I was a 26-year-old baby the day I had my first baby.
When we first brought her home at three-weeks-old and 4 scrawny little pounds, I wasn’t nearly as prepared as I thought I’d be. I don’t know if one can really prepare for motherhood, but I expected it to feel very natural, to be a smooth transition since I’d been well-trained for the role (or so I thought).
But I kind of felt like William Wallace being pulled by all four appendages in four opposite directions, which felt awesome.
I didn’t know I would be feeding her every two hours. I didn’t know she would take 45 minutes to eat or she would wake up all night long. I didn’t know she’d need to be held all day or how much she would cry or how much laundry she’d require. I didn’t know how much she would need me. Only me. Nobody else. All. Day. Every. Day.
In those experimental months (because what else is baby-raising other than trial and error), I knew I’d gained so much: a constant companion, a tiny, malleable being, a mini-me, a source of pride and joy, unimaginable, unconditional love.
But I also felt as though I’d lost a lot. Namely, my freedom. And there’s no way to prepare for that kind of loss.
And so, like William Wallace, I found myself, with a tightness in my belly, crying out for freedom.
No, I literally wanted to cry out, “FREEEEEDDOOOOOM!” and be really melodramatic about it. Maybe even with face paint. But alas, it was just metaphorical.

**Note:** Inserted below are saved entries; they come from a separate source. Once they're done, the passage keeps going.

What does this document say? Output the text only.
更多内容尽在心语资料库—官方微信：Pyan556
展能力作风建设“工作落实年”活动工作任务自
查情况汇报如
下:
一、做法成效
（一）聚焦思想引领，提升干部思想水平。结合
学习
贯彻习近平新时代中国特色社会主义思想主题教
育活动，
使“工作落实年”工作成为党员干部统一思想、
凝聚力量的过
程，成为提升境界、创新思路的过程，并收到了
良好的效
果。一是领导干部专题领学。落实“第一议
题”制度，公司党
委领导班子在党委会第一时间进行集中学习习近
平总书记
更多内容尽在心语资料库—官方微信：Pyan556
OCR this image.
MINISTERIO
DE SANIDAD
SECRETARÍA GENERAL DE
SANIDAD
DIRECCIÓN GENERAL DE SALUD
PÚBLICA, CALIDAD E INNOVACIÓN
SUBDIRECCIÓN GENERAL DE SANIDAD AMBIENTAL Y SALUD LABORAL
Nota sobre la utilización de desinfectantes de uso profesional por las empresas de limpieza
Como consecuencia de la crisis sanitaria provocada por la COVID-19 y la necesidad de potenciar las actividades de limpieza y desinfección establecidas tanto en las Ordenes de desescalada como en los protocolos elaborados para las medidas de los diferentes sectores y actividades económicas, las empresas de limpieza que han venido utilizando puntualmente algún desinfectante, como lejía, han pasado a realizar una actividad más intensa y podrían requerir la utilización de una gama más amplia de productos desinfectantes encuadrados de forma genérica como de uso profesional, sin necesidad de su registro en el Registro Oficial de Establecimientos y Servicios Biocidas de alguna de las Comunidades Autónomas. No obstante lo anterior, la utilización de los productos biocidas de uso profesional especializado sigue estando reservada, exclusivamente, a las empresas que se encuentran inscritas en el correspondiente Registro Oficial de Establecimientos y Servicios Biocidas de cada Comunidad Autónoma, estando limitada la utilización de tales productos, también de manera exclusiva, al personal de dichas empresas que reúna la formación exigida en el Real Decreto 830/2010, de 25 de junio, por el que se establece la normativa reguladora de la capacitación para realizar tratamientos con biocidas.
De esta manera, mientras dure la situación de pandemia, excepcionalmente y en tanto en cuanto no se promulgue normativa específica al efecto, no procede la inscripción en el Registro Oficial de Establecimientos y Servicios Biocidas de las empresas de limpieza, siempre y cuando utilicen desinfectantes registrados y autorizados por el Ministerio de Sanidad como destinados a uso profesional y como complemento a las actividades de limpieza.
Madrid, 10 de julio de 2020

I would watch my husband casually grab his wallet and walk out the door for a quick run to who-knows-where… Like leaving the house was just that easy. Like, one could just stand up and walk out. Ta-da! And my heart would ache to have that back — the day I too could just stand up and walk out the door without having to warn anyone or pack 15 bags or ask for permission.
No matter how present and attentive my husband was those first few months, he wasn’t physically attached to that baby every two to three hours, and that inequity became a breeding ground for envy.
Over the next few years, my soul groaned along as more of my freedom drifted away with the addition of each little one.
I knew I wanted to stay home with these wee-ones. I knew I loved them intensely. And most days I was so thankful for my constant position in their lives. But every now and then, there’d be a day I longed to switch roles with my husband. I’d watch him walk out the door (to provide for our family or whatever) and crave that separation, that solitude, that freedom for just one day.
And to some extent, that feeling is natural, okay even.
But when missing my freedom turned into resenting my husband for his, when I began begrudging him for a choice I’d made, when envy began to cast shadows on my joy, this verse jerked me back into the light:
Love Does Not Envy.
Love does not envy because it tramples contentment. Like my contentment with this precious life.
Love does not envy because it robs joy. Like the joy so easily found in these sweet babies of mine.
Love does not envy because it erodes peace. Like the peace in my marriage, the peace in our home, and the peace within myself.
God wants us to look at life through a lens of gratitude for our own well-being, so that instead of reveling in resentments and jealousies that will inevitably spiral into discontentment, we are able to find joy in the minutia, the daily details of a monotonous but blessed life.
And joy feels good.
It’s okay to miss your freedom. Although it has gotten easier, some days I still do. But all too soon we will have that freedom back completely. And I’m pretty sure at that point, we’ll wish for these sweet days of maternal captivity.